Politica

Renzi ostaggio di Alfano Il Pd salva Azzollini e poi si vergogna in aula

I democrat evitano l'arresto del senatore Ap per scongiurare scossoni nella maggioranza. Serracchiani: «Scusiamoci». Ira di M5S e Lega

N iente arresto: l'aula del Senato ha deciso a maggioranza schiacciante (189 a 96) e a voto segreto di dire no alla Procura di Trani, che voleva ammanettare l'esponente Ncd Antonio Azzollini.

Un risultato che ribalta il verdetto pro-arresto della Giunta per le Immunità del Senato; un gran sospiro di sollievo per l'ex presidente della commissione Bilancio di Palazzo Madama (che ieri, in un brillante intervento di autodifesa, ha smontato pezzo per pezzo la claudicante inchiesta contro di lui); un grosso pasticcio per il Pd, i cui voti hanno contribuito in modo significativo a respingere la richiesta dei pm. Con grande sdegno della minoranza anti-Renzi che ha subito iniziato a cannoneggiare, e che ha buon gioco nel far notare una notevole dose di incoerenza nella linea del partito, che l'8 luglio in giunta aveva votato per l'arresto: «Se si riteneva che nelle carte vi fosse fumus persecutionis , allora dovevamo dirlo e difendere apertamente quella scelta. Se l'indicazione era diversa, dovevamo tenere ferma la posizione espressa in Giunta», dice Davide Zoggia.

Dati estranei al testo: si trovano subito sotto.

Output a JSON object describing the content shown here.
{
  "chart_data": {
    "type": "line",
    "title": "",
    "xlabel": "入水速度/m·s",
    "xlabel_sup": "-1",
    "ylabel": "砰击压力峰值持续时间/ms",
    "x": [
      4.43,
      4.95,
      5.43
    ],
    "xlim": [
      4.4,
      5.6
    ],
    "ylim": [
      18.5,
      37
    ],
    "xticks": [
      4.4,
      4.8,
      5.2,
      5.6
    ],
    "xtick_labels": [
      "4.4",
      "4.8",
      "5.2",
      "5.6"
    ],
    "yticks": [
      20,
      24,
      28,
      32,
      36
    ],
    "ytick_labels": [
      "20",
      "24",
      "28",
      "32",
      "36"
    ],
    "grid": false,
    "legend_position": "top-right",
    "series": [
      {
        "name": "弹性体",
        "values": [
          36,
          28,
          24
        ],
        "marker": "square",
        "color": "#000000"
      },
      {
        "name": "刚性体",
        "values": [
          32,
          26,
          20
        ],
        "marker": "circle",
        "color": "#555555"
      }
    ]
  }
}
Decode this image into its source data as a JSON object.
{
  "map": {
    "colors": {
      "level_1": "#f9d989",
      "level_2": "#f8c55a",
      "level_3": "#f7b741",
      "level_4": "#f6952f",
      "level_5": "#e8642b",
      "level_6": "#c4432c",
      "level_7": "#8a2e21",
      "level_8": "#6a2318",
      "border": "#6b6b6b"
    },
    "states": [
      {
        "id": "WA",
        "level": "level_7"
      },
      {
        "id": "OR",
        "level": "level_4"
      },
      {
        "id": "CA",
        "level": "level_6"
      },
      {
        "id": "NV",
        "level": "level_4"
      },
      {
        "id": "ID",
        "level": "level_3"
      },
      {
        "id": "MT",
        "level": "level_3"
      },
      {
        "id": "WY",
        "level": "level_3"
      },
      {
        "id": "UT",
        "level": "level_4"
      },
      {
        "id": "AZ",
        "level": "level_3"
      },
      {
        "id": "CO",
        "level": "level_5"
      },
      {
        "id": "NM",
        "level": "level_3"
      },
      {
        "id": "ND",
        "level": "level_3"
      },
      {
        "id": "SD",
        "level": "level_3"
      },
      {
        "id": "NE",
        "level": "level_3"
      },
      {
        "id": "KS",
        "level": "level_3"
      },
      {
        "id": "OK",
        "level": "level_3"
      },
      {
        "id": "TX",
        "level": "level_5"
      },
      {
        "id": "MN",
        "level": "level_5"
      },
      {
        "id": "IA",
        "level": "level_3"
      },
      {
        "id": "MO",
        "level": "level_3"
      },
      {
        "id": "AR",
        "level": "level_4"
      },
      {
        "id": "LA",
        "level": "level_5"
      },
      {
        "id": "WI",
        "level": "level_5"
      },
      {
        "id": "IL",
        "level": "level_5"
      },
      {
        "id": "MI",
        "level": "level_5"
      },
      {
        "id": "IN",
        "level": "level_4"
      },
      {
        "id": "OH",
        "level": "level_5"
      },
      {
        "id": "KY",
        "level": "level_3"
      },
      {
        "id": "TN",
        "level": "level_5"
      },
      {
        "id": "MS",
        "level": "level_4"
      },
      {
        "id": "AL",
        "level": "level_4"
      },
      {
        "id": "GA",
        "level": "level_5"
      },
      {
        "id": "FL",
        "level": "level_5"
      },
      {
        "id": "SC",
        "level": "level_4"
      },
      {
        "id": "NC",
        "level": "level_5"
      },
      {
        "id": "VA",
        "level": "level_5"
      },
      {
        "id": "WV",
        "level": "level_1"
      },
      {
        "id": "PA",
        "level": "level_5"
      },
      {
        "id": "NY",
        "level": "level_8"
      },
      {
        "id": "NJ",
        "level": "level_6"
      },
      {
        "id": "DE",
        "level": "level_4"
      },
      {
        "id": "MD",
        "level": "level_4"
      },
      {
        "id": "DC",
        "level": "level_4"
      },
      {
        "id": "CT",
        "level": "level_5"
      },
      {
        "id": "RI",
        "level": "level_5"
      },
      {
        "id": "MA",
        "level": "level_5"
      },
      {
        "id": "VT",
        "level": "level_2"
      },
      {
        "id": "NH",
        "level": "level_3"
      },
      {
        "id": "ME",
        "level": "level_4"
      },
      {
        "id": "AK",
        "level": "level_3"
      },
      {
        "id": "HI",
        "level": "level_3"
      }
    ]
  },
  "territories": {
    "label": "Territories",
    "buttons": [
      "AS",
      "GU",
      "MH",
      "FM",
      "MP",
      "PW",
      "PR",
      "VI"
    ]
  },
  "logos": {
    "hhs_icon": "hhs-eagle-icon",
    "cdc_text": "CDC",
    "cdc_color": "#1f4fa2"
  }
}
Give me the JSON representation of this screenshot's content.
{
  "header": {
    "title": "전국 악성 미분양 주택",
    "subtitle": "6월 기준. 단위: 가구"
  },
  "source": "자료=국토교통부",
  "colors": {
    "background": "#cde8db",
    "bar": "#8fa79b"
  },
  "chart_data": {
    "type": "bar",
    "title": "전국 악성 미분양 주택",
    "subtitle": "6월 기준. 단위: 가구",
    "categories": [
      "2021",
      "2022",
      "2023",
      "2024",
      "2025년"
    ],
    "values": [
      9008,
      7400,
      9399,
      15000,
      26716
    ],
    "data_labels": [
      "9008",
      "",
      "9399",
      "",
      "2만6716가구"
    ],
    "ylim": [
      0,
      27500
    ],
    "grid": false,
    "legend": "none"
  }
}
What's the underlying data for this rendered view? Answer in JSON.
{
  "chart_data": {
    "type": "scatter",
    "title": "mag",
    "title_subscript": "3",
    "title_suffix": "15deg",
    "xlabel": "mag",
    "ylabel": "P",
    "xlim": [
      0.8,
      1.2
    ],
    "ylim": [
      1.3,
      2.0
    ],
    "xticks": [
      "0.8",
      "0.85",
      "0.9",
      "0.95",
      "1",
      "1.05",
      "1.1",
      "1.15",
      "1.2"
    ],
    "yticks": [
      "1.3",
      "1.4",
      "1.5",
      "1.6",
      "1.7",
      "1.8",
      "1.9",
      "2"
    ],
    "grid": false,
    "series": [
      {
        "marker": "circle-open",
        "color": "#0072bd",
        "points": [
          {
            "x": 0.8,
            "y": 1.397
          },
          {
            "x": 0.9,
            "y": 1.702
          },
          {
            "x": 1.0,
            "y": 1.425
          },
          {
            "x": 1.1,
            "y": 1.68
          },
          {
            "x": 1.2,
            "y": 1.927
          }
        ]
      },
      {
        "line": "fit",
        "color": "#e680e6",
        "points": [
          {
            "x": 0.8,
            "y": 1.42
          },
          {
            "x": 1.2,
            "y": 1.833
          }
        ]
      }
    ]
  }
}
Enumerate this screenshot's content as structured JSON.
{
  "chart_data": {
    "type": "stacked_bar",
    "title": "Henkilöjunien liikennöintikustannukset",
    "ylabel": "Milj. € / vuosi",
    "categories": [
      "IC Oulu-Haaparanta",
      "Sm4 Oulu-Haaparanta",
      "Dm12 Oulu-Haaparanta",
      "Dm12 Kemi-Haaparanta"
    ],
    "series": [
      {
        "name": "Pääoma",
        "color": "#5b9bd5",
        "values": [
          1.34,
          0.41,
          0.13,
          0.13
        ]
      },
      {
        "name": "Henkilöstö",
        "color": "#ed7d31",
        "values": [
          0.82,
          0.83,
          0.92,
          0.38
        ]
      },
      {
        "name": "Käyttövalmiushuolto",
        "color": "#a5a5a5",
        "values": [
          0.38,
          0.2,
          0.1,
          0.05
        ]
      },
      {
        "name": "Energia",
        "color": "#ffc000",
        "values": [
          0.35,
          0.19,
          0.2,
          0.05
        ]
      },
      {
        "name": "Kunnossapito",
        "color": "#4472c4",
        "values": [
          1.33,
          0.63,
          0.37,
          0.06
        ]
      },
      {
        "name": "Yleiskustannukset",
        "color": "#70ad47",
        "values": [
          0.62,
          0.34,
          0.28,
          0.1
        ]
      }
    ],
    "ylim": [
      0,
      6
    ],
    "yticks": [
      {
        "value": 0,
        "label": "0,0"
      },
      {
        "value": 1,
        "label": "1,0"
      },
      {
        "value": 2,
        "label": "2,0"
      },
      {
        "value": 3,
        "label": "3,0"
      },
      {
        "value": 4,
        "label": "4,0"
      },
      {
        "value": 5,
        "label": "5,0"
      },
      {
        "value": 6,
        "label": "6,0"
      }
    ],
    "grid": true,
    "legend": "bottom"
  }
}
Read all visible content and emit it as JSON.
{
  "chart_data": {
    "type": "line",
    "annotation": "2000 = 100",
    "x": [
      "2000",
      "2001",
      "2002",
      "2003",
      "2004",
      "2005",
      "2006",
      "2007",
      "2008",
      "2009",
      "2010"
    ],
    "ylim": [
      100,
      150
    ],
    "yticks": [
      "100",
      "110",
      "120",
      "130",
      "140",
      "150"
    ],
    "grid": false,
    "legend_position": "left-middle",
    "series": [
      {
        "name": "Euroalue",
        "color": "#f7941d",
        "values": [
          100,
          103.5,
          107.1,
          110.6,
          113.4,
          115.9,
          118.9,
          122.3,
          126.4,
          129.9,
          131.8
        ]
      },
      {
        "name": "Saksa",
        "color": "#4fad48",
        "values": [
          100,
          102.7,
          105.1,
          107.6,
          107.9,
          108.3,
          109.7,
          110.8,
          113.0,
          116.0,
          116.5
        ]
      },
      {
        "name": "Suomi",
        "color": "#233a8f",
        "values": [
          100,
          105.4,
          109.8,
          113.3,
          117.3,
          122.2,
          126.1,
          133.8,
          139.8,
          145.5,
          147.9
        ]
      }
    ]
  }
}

Del resto la vicenda Azzollini era cominciata male da subito, per il Pd: a caldo, il presidente Matteo Orfini aveva definito «inevitabile» il sì all'arresto da parte del Pd. Ma era stato prontamente frenato da Palazzo Chigi, dove si registravano sia preoccupazione per la tenuta della maggioranza (Ncd era entrata in subbuglio) che dubbi sulla fondatezza delle accuse.

Ieri ha cercato di metterci una pezza la vicesegretaria del partito Debora Serracchiani, secondo la quale «ci dobbiamo scusare, perché non abbiamo fatto una bella figura. Così si è svilito il lavoro della Giunta». Come dire (a posteriori) che bisognava tenere fermo il no. Parole che hanno non poco irritato il capogruppo dei senatori Zanda. Il quale martedì sera ha preso la decisione (condivisa da tutto l'ufficio di presidenza del gruppo, dove è ben rappresentata anche al minoranza, e comunicata anticipatamente anche a Palazzo Chigi) di lasciare libertà di coscienza ai senatori Pd, anche per evitare guai maggiori: un crescente numero di senatori, lette le carte, aveva fatto sapere di non sentirsela di votare l'arresto: «Il teorema accusatorio non sta in piedi». Se il Pd avesse scelto ufficialmente la linea del sì alle manette, c'era ormai la certezza di vederla poi smentita dal voto d'aula, a scrutinio segreto. Meglio dunque rimettersi al «libero convincimento» dei singoli.

La bacchettata a posteriori della Serracchiani è stata dunque giudicata «poco opportuna» dal presidente dei senatori Pd. E ha irritato sia gli alleati di Ncd («Una ragazzina superficiale», la bolla Roberto Formigoni) che la minoranza del Pd: «La segreteria nazionale avrebbe potuto e dovuto ricordare ai colleghi che occorreva tenere nella debita considerazione quanto valutato dalla maggioranza della Giunta, ferma restando la libertà di ogni singolo», scrivono in una nota polemica alcuni senatori dem.

E sul Pd che «salva Azzollini» si scatenano ora gli attacchi del fronte giustizialista, dalla Lega ai Cinque Stelle. Nonostante in diversi, anche in quelle file, abbiano negli ultimi giorni espresso forti perplessità: «Ero entrato qui dentro pensando che la magistratura fosse il baluardo della legalità. Dopo aver letto le carte di Trani mi son venuti molti dubbi», ha confidato il grillino Vito Crimi ad alcuni senatori di altri gruppi. Mentre diversi esponenti del Carroccio ammettevano in privato di voler votare contro: «Più che fumus persecutionis qui c'è un vero e proprio arrosto», diceva uno di loro.

Ma un conto è quel che si fa nel segreto dell'urna, un altro quel che si grida in piazza.